Even in good relationships one must be careful with advice – surround it with escape clauses for the relationship’s sake. One way to do this is to ask leading questions, rather than making what may be mistaken for an accusation. A person with any discernment will know what is being said, and the format of questions gives people relational breathing space.
I gave cautiously packaged advice to someone we were helping through a very difficult patch, but as soon as I had opened my mouth, I wished I could take my foot back out of it. The recipient (who needed to consider what we offered due to the situation they were in) was quick to defend themselves adding that, in essence, they knew better. I did a modifying retreat, but the damage was done. I came away the wiser – sadly they didn’t seem to.
The point is you shouldn’t give advice unless it is sought. And sometimes when it is sought people have no intention of following through - it is optional to them.
Many years ago, a friend of mine said that they had determined to treat the asking of advice with more gravity than in the past, because even asking for advice doesn’t mean people listen to what is proffered. He stated that if someone asked for advice, he would give it with one caveat – they did it, otherwise he wasn’t prepared to waste his time being an advisory bureau. He didn’t care for his pearls to be trampled.
Some people are asking for advice because the last advice they received (about the same issue) wasn’t what they wanted to hear. You would assume if advice were asked for it is because a person doesn’t know what to do? And if that is the case, why would they not do what was advised?
In a recent conversation a person I have much respect and love for told me of a decision he had made and wanted me to be one of the first to know. It was kind of him to do so. However, what he should have done was not tell me at the end but seek my advice (as his pastor) at the beginning of the process. The outcome may have been the same but the way of approaching the situation would have been better served by asking for advice and not presenting a foregone conclusion. When I asked him to do something by way of good processing, he told me he would consider it, to which I replied, I wasn’t asking him to consider it but to do it. I have little intention of being asked what I think when someone has no determination to take the advice.
Personally, I find it easy to take advice if I ask for it, and I do. Except in the rarest of occasions I will do what is advised.
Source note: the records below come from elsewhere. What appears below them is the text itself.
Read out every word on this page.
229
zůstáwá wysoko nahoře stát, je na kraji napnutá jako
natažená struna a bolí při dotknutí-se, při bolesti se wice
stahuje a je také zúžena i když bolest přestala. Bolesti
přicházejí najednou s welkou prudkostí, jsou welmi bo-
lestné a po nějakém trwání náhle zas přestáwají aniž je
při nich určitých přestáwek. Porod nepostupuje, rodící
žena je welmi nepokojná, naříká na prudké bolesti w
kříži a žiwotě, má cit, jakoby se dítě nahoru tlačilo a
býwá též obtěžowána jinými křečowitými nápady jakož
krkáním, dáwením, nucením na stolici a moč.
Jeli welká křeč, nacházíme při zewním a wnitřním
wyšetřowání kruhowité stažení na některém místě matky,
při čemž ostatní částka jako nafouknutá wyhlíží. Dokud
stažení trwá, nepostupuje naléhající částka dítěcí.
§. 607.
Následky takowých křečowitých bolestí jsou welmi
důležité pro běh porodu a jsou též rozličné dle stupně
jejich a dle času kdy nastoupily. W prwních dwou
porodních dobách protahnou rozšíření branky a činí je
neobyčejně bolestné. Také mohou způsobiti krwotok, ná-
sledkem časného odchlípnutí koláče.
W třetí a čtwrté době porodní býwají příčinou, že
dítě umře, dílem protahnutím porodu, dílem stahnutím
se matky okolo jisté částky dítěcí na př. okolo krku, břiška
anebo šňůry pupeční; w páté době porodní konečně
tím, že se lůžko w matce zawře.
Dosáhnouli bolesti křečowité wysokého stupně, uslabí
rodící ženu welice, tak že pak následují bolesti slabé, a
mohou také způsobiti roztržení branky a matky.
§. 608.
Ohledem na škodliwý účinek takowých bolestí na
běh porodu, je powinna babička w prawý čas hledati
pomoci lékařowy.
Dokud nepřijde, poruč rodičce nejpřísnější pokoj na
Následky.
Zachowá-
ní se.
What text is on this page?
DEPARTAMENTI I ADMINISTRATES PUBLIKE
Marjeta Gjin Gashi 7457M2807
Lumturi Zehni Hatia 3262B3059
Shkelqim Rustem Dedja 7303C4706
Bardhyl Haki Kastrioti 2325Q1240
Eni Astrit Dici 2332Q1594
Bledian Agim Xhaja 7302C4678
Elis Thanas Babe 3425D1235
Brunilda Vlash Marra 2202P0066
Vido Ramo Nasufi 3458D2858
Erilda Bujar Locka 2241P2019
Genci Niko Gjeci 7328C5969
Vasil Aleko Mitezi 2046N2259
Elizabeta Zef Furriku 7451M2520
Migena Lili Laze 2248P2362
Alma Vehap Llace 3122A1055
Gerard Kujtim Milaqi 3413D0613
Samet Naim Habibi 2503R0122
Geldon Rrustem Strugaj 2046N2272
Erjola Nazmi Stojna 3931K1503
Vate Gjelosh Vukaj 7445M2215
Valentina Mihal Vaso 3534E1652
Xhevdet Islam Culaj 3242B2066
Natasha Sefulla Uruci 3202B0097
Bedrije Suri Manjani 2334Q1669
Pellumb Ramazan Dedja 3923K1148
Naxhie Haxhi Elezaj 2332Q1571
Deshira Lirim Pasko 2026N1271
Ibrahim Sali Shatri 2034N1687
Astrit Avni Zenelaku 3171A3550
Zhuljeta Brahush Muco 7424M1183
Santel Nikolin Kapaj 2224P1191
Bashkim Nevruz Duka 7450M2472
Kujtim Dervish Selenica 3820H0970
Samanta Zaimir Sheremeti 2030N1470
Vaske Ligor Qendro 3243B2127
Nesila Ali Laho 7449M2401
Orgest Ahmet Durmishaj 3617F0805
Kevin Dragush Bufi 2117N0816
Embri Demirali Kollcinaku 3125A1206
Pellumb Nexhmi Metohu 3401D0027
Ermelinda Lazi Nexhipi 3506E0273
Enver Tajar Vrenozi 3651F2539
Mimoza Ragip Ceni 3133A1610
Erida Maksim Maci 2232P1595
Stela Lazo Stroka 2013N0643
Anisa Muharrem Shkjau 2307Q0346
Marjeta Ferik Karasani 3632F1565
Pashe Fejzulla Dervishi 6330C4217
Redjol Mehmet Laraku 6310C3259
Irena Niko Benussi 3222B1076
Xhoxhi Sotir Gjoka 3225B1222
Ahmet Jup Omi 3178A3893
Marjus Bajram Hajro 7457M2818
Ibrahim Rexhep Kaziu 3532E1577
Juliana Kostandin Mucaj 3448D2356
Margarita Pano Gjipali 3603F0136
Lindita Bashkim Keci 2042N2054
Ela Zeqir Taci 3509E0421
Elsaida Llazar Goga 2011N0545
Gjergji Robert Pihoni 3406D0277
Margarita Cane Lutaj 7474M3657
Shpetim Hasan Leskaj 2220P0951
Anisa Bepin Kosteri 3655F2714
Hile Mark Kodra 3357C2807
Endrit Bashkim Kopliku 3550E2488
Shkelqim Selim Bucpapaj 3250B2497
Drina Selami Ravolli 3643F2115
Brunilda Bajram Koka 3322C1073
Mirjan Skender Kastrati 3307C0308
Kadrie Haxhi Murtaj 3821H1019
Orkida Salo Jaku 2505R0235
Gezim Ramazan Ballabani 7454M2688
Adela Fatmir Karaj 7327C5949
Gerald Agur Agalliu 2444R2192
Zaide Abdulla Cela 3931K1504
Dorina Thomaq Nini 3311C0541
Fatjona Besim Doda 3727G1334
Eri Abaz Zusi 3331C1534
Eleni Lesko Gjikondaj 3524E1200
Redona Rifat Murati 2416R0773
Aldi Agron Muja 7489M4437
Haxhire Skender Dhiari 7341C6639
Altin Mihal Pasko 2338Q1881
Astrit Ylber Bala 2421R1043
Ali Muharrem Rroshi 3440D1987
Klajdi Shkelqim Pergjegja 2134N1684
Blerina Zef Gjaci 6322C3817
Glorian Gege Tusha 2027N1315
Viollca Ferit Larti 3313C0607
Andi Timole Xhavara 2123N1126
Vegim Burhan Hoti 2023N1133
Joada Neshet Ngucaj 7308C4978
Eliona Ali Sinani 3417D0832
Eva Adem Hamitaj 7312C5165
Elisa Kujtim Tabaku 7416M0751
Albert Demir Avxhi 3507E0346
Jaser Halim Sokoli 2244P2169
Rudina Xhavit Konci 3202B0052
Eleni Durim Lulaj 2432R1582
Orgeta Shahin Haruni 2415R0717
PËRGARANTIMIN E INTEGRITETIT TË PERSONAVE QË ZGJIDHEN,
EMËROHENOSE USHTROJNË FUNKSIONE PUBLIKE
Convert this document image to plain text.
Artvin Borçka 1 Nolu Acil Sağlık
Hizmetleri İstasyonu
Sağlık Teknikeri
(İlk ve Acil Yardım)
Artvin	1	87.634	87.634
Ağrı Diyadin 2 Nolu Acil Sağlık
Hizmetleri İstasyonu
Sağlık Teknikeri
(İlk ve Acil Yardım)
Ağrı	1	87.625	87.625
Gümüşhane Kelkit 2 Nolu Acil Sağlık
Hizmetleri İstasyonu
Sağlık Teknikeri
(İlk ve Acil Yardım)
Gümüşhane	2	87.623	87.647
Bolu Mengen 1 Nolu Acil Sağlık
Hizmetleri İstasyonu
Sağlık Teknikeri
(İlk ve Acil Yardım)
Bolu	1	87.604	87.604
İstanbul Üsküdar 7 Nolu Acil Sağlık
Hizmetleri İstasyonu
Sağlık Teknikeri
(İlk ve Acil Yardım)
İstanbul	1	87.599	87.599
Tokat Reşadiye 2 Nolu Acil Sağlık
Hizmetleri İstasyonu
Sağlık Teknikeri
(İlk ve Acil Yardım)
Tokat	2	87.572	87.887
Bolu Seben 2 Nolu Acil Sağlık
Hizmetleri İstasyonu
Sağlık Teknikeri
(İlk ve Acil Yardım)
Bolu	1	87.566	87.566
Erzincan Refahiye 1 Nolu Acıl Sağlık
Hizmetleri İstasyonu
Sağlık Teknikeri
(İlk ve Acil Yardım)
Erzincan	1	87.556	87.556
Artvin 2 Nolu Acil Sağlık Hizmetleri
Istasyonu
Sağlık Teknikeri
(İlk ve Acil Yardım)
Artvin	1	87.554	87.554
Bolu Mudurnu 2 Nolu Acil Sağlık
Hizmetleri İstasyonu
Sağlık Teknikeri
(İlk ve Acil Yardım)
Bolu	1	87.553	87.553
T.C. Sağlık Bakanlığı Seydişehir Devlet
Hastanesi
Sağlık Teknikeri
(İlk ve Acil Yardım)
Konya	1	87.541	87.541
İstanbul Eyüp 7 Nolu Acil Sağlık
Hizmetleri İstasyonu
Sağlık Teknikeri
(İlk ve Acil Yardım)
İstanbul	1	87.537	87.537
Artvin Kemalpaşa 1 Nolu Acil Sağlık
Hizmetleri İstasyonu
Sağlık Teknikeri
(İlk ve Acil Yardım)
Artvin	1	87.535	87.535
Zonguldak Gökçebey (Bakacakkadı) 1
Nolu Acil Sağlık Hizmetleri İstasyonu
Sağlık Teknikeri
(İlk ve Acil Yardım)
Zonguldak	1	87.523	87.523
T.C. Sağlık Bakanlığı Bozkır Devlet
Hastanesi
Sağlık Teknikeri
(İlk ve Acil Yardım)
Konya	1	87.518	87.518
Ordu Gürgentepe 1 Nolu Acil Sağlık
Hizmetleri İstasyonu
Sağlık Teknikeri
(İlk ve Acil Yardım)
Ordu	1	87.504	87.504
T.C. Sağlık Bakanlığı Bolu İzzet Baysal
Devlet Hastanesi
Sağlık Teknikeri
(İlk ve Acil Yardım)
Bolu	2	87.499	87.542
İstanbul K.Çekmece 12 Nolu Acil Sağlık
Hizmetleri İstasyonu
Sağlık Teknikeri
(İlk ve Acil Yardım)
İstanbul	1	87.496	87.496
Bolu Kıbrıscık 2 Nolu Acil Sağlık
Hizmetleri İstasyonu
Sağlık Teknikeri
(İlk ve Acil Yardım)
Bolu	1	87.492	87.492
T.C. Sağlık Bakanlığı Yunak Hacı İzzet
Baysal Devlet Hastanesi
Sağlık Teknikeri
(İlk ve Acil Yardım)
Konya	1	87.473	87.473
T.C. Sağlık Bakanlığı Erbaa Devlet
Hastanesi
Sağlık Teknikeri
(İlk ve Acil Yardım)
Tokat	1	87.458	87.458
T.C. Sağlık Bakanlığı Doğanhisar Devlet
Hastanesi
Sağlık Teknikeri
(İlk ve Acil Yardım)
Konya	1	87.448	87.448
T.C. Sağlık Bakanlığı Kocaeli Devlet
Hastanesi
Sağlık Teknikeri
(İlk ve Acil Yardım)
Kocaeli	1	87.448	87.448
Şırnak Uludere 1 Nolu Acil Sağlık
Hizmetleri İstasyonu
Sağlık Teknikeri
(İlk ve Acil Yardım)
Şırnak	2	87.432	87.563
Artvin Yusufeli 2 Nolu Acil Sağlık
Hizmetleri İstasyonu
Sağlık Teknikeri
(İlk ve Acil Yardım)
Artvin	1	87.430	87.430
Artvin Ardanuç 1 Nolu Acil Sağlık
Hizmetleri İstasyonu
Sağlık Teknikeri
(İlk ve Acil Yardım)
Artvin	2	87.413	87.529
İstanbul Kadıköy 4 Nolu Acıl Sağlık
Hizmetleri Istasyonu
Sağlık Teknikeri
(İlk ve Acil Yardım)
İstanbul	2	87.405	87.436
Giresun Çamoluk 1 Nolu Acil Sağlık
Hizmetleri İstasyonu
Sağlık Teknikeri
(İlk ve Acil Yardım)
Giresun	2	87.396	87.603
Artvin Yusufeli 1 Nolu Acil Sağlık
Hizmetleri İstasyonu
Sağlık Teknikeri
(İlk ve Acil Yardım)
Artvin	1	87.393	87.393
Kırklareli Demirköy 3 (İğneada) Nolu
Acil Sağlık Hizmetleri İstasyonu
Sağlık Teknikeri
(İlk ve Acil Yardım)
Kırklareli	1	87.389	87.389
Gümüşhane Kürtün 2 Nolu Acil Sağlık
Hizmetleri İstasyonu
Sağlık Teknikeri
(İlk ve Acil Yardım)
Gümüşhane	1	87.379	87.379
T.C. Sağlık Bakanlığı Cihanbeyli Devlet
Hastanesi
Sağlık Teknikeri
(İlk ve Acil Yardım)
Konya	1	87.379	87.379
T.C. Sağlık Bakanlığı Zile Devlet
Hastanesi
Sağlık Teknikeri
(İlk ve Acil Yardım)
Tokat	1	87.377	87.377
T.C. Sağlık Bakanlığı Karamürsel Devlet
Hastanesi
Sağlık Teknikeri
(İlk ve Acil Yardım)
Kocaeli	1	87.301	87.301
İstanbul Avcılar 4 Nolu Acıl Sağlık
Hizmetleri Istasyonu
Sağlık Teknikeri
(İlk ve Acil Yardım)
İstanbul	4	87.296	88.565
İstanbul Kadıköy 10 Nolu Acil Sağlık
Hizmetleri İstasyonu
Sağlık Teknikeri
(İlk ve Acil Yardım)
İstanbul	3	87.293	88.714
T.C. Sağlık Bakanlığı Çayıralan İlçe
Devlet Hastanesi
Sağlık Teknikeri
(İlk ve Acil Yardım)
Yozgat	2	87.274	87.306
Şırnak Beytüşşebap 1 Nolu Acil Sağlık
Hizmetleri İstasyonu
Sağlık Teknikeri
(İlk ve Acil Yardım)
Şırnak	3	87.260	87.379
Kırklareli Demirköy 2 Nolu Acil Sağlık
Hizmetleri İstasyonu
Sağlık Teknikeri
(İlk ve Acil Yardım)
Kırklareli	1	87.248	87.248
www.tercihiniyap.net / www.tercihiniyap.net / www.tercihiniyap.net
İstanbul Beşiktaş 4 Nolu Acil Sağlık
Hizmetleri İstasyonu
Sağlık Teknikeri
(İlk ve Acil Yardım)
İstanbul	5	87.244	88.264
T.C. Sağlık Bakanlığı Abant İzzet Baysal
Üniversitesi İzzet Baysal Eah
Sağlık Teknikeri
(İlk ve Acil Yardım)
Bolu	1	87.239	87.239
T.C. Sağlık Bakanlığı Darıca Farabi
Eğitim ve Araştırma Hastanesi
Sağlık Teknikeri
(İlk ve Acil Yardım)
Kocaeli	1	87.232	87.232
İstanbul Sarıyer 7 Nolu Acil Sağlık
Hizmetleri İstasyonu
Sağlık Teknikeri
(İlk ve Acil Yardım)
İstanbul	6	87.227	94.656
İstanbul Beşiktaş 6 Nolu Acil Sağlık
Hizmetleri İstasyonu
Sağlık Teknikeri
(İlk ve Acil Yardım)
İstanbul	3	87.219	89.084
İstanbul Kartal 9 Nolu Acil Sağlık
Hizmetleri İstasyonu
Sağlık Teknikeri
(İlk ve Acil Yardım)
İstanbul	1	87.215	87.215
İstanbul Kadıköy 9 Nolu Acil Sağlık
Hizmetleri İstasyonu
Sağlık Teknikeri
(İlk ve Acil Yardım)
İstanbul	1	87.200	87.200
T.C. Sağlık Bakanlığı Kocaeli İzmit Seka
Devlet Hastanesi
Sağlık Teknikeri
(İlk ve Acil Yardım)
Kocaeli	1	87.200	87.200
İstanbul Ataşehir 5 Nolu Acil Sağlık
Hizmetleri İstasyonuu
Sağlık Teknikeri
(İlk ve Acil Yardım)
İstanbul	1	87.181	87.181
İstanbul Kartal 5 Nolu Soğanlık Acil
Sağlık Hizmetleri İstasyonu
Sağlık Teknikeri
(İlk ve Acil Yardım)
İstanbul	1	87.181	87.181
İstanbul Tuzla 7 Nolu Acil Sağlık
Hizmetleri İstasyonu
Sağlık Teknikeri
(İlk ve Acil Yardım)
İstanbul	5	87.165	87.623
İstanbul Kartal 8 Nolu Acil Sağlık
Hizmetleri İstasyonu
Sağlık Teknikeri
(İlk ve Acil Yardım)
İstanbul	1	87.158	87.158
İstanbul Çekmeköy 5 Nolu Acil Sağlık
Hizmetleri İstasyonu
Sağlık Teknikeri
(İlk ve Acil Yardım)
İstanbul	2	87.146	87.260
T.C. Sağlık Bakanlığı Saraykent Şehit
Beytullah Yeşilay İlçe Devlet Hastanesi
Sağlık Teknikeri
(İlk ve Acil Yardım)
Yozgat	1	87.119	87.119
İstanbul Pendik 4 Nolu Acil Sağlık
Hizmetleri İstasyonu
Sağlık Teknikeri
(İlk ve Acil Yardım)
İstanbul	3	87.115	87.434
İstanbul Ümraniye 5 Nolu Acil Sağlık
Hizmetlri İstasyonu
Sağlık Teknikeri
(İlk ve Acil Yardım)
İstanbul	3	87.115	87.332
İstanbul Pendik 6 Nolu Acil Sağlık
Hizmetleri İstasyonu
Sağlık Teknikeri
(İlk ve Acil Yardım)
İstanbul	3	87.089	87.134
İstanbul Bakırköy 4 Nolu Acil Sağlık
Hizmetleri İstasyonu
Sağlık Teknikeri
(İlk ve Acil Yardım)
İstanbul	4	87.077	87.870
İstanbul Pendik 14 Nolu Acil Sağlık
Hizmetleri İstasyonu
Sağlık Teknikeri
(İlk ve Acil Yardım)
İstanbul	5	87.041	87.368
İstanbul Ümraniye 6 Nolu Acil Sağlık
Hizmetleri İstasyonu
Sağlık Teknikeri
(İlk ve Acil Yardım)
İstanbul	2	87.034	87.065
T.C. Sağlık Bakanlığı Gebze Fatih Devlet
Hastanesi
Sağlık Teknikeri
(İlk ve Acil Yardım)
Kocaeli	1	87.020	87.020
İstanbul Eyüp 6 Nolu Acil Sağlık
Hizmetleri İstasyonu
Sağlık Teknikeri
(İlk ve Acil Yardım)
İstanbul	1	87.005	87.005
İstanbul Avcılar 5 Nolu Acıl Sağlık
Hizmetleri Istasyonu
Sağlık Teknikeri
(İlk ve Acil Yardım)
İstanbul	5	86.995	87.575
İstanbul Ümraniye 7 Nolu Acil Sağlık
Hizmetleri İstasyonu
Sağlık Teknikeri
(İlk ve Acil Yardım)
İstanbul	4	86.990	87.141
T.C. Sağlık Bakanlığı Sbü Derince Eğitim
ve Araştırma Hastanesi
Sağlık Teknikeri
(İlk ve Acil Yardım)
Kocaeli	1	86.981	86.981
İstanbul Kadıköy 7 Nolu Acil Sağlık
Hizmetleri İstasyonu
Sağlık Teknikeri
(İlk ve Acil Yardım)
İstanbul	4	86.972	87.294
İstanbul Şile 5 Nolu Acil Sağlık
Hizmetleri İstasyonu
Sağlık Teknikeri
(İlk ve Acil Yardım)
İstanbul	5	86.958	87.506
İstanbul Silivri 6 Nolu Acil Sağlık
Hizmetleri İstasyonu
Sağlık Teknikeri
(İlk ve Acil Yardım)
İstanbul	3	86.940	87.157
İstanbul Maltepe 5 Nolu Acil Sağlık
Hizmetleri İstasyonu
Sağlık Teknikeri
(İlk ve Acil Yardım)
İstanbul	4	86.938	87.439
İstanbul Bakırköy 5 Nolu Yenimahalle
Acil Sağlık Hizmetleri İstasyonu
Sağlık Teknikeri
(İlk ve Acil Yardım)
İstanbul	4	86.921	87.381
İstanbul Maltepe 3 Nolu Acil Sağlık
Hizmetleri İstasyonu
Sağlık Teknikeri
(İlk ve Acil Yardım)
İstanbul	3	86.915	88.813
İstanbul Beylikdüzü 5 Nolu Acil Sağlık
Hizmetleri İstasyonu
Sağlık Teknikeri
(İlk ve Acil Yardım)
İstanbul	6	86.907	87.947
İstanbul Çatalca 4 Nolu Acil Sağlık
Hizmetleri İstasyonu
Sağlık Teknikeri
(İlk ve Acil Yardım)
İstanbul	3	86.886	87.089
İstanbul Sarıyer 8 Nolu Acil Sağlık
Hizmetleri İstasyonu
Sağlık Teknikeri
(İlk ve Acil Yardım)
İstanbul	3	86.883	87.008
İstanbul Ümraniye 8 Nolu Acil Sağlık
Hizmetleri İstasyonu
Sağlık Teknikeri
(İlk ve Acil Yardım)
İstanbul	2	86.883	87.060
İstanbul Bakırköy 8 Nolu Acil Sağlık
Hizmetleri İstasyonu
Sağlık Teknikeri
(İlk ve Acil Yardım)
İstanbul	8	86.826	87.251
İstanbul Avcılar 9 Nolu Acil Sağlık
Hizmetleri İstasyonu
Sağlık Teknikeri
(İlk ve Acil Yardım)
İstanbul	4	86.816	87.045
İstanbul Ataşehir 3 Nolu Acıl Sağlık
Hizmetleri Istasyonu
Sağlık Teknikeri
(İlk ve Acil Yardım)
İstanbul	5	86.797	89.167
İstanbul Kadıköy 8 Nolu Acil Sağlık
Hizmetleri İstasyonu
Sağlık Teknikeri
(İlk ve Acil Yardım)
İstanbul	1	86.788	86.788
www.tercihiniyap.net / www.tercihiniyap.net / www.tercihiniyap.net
Equally I don’t find it easy to take advice I didn’t ask for even when (and it is mostly when) a relationship allows or demands it. Many years ago, when we lived in Sydney, Australia I was looking to buy an apartment off the plan with the intention of selling it when it was completed – it was the thing to do at the time because Real Estate was a common means of getting ahead financially. The agent for the development, a good friend, gingerly approached me and suggested it may not be a good decision for me or my family. He based it on my more cautious nature and asked some leading questions that I failed to convince even myself about. His advice could have upset me. He knew this, but he was looking out for me, understanding something about my nature. I am I glad he came and am I glad I listened. We didn’t go ahead and not long after a bad downturn in the market left many people, friends included, stranded with properties that were worth considerably less than what they had taken investment loans out for.
They are times when I am sorely tempted to give advice, and I believe in most instances it would be good advice. But I don’t; I haven’t been asked. If advice is not sought it is because people either don’t want to hear or are happy with their situation – in which case even great advice would be a waste of breath. Every father and mother, grandfather and grandmother would like to give advice to their adult children, but unless it is asked for it is fraught territory to wander in to. The exception would be if something were life threatening, or extremely bad behaviour was evidenced. But you need to know that even if it is the right thing to do it is likely to cause a rift that may take years to heal. Otherwise, speak when spoken to.
That’s my advice. Take it, but don’t leave it.